Set some time after the conclusion of previous film At World’s End, On Stranger Tides finds Captain Jack Sparrow (Johnny Depp)’s world turned rather upside-down: he’s stranded in London without a ship.  It’s then that he hears, much to his surprise, that Captain Jack Sparrow is in London, hiring a crew for some kind of mysterious mission.   He discovers upon investigation that this impostor Sparrow is in truth Angelica (Penelope Cruz), an old flame of his who’s  bent on discovering the fabled Fountain of Youth.  Oh, and she’s also (possibly) the daughter of the infamous Blackbeard (Ian McShane), who wants to find the fountain to forestall his own death.  To top it all off, Angelica and Blackbeard aren’t the only ones searching for the fountain: the Spanish are in search of it as well, and pirate-turned-privateer Barbossa (Geoffrey Rush) is hot on their trail.

Overall, On Stranger Tides is a decent film.  It’s not nearly as convoluted as its predecessors, which many might count as a strike in its favor.  The action sequences are all fairly well done, and the more fantastic elements (particularly the mermaids that appear about halfway into the film) are fascinating.  Overall, however, it all fell extremely flat for me.  I don’t know if it’s because I’m a much more cynical moviegoer than I was four years ago, when At World’s End came out, or if it’s because there is actually something very different about the construction and feel of this film.  Rob Marshall (Chicago, Nine) is the director this time around, replacing the original trilogy’s Gore Verbinski; perhaps the different “flavor” to the film is in part due to his guidance.

Mostly what I think is lacking from this installment is a sense of fun.  There were certainly a few instances where I laughed, but they were few and far between, and I found myself, early on, missing all those interesting supporting misfits that made the first three films a delight even when the main characters were being more cerebral.  Even Rush and Depp seem subdued this time around.  What doesn’t help is the fact that all those loveable misfits (such as Pintel and Ragetti) have been summarily replaced with poor man’s substitutes, almost without explanation.  (There is an implied explanation, but it’s never stated outright.)  While I think it was probably a good idea to “trim the fat,” as it were, with this next film, it still feels like the heart of swashbuckling fun that made the first three films so enjoyable has been carved right out of the franchise’s chest, a la Davy Jones.

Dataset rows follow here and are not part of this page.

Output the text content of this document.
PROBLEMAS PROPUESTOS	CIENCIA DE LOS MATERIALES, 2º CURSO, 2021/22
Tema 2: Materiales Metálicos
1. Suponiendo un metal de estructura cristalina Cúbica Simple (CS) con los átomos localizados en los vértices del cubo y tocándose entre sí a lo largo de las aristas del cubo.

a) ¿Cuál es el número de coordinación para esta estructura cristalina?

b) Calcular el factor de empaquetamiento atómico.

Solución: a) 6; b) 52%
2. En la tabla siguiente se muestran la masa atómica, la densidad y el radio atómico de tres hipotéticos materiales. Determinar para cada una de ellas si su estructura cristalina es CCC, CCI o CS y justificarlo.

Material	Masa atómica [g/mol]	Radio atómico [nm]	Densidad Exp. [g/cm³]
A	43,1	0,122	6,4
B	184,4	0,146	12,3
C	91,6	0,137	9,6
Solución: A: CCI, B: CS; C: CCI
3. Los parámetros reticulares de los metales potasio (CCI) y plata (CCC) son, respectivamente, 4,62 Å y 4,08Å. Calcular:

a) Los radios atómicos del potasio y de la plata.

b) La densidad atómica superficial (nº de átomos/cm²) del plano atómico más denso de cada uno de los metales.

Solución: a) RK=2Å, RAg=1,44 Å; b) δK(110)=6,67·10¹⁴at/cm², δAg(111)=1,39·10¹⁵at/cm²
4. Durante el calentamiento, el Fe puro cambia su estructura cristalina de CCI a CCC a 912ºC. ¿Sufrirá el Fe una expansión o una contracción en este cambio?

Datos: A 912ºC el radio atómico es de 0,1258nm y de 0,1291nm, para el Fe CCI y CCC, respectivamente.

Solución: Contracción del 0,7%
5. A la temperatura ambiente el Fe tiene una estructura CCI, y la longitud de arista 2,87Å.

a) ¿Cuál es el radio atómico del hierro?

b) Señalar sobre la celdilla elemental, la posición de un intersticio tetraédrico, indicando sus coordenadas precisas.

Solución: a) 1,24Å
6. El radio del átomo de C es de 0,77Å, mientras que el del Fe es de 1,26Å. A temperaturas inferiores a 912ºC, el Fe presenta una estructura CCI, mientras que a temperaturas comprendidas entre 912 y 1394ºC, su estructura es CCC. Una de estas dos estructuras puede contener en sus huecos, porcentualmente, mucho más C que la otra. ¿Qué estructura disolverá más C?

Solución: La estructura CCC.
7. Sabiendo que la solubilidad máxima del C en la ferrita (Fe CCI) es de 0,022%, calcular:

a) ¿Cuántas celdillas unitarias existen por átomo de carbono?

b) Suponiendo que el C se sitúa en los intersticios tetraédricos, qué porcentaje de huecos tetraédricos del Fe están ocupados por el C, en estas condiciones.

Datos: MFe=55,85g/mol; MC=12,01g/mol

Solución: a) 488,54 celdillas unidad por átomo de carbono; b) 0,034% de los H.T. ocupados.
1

The problem I have with On Stranger Tides, I think, is that it never, ever makes me care about what’s going on, even a little.  Things happen; then more things happen.  The first hour or so of the film almost literally played out as an alternating sequence of action sequences and ridiculously obvious scenes of exposition.  There was maybe one or two scenes where I actually felt something between the characters onscreen, some sense of development or thoughtfulness, but it would be instantly killed again by an action sequence or yet more exposition.  I spent a good portion of the movie just sitting there, staring at the screen and wishing that the movie would be close to over.  I even contemplated getting up and walking out a few times.  It felt like a rather rote film, all in all, lurching without life from one plot point to the next, only barely giving the audience a sign that we should care about the proceedings.

(Also, this is a bit of a nitpick for me as a lover of good movie scores, but: Hans Zimmer did not impress me this time around.  I’m not sure that’s entirely his fault, because he can be fantastic when he’s on a good film–see the previous two Pirates entries, Inception, etc.–but the score honestly felt like nothing but a loud, brassy rehash of themes from the other films.  There was nothing new, and the music honestly felt ridiculously out of place sometimes, as though director Marshall wasn’t quite sure what to do with it.)

Overall, On Stranger Tides is an okay film.   It’s not great, it’s not terrible.  It is a thing, and to be honest, it is a thing that isn’t really my cup of tea.